How to deploy the inferencing codes into production ?
- Instead of explicitly loading the Tensorflow SavedModel file and other index files for inferencing within Flask, we can use TF Serving to do that for us.
- But TF Serving do not handle feature preprocessing. For that we need Flask.
- Create Flask endpoints for inferencing.
- To make Flask multithreaded, use Gunicorn on top of Flask.
- Use Github+Jenkins to build a CI/CD Pipeline.
- Whenever a PR for the inferencing codes is created in Github, trigger Jenkins build i.e. run any unit and integration test cases and if all test cases passes, then build docker image and deploy the docker image in a Kubernetes cluster.
- Instead of a single docker container running both TF Serving and Flask+Gunicorn, create 2 separate docker containers so that they are decoupled.
- In Kubernetes, we would have 2 deployments and 2 services coresponding to the TF Serving and Flask/Gunicorn server.
- Use at-least 3 replicas for the pods running the docker services to allow for load balancing.
How to monitor the models in production ?
Setup logging and observability with Datadog or Cloudwatch (if using AWS).
Some performance metrics we can track are:
- Number of 5xx errors in the last 5 minutes.
- P99 latency every 5 minutes.
- Number of requests per second.
- CPU load across different nodes running the inferencing service.
- Memory usage across different nodes running the inferencing service.
- Number of Exceptions in the last 5 minutes.
Model metrics we should track:
- Data drift — For each feature pre-compute the mean and variance in the training dataset.

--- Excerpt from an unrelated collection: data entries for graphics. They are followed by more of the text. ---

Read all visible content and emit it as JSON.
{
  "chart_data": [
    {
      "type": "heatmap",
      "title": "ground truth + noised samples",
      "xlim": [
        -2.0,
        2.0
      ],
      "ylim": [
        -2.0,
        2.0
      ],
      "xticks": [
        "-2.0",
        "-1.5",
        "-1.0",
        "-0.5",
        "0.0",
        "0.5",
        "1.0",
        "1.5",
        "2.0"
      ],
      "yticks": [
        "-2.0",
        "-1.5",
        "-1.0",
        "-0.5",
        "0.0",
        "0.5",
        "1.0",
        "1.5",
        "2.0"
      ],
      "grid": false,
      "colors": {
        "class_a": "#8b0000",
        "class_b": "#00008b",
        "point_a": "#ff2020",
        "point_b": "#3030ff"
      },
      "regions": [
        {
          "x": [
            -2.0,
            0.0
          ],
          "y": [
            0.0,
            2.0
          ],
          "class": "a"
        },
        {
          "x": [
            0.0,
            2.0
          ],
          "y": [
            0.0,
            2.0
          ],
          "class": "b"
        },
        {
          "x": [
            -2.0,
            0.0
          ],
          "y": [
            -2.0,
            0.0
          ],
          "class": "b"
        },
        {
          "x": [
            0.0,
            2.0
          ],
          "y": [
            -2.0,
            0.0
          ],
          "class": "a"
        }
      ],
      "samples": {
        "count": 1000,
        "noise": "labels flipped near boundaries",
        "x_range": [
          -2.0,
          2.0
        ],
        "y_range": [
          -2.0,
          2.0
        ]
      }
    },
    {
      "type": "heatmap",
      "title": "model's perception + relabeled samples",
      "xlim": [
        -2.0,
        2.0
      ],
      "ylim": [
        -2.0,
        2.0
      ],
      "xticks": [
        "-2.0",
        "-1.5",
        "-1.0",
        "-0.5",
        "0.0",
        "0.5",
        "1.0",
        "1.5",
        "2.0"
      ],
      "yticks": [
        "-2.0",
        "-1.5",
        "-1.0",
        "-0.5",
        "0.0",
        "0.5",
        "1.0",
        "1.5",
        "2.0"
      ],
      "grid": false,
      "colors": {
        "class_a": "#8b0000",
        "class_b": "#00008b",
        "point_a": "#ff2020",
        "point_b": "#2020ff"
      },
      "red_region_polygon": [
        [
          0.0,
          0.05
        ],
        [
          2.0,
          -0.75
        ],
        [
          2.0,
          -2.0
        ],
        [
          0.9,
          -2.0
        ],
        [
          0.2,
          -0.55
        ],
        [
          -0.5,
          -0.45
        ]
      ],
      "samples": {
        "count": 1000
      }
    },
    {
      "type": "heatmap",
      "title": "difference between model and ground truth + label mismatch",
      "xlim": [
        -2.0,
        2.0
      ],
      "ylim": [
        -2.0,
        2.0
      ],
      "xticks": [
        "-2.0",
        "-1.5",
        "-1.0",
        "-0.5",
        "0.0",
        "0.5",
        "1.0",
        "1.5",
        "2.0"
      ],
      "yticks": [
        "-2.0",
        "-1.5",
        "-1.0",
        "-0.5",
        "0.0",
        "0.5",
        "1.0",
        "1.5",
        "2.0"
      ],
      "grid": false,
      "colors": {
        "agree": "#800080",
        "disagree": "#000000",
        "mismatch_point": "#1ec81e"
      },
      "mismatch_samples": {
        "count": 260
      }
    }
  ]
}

In production compute the mean and variance of feature values in streaming way and after every 5 minutes, compute the KL Divergence between the training and production values.
How to do online evaluation ?
Using A/B Testing with “Number of sucessful bookings”.
We could have also used number of completed trips but it may happen that there was a cancellation after booking was made by either driver or rider which is not due to the surge_multipler shown since the rider has already accepted it and made the booking.
Another important metric is the number of pending booking requests every 5–10 minutes. Since our goal is to match the demand with the supply, this is an important metric. If the number of pending requests are high it implies that demand is more than supply.
For each booking attempt, if the booking is done we assign it a value of 1 else if rider does not make a booking we assign it a value of 0.
The base model (model0 or null hypothesis) in this case is that a rider is randomly shown a surge_multiplier i.e. each surge_multiplier has a probability of 1/7 of being shown to a rider.
Why not show surge_multiplier=1 to all riders ? Then it would be a biased model as everyone would book a ride and then it would lead to imbalance in the demand and supply of cabs as a result wait times will increase which will lead to rider frustation and uninstallations.
Our Tensorflow ML model is model1.
We perform chi-square test on the observations for 30 days. Divide the set of riders into 2 equal groups with one of them receiving surge_multipliers from model0 and another from model1.
Thus we would have 4 different counts:
- Number of users who booked after seeing surge_multiplier from model0
- Number of users who did not book after seeing surge_multiplier from model0
- Number of users who booked after seeing surge_multiplier from model1
- Number of users who did not book after seeing surge_multiplier from model1
We can compute chi-square score using the above 4 counts.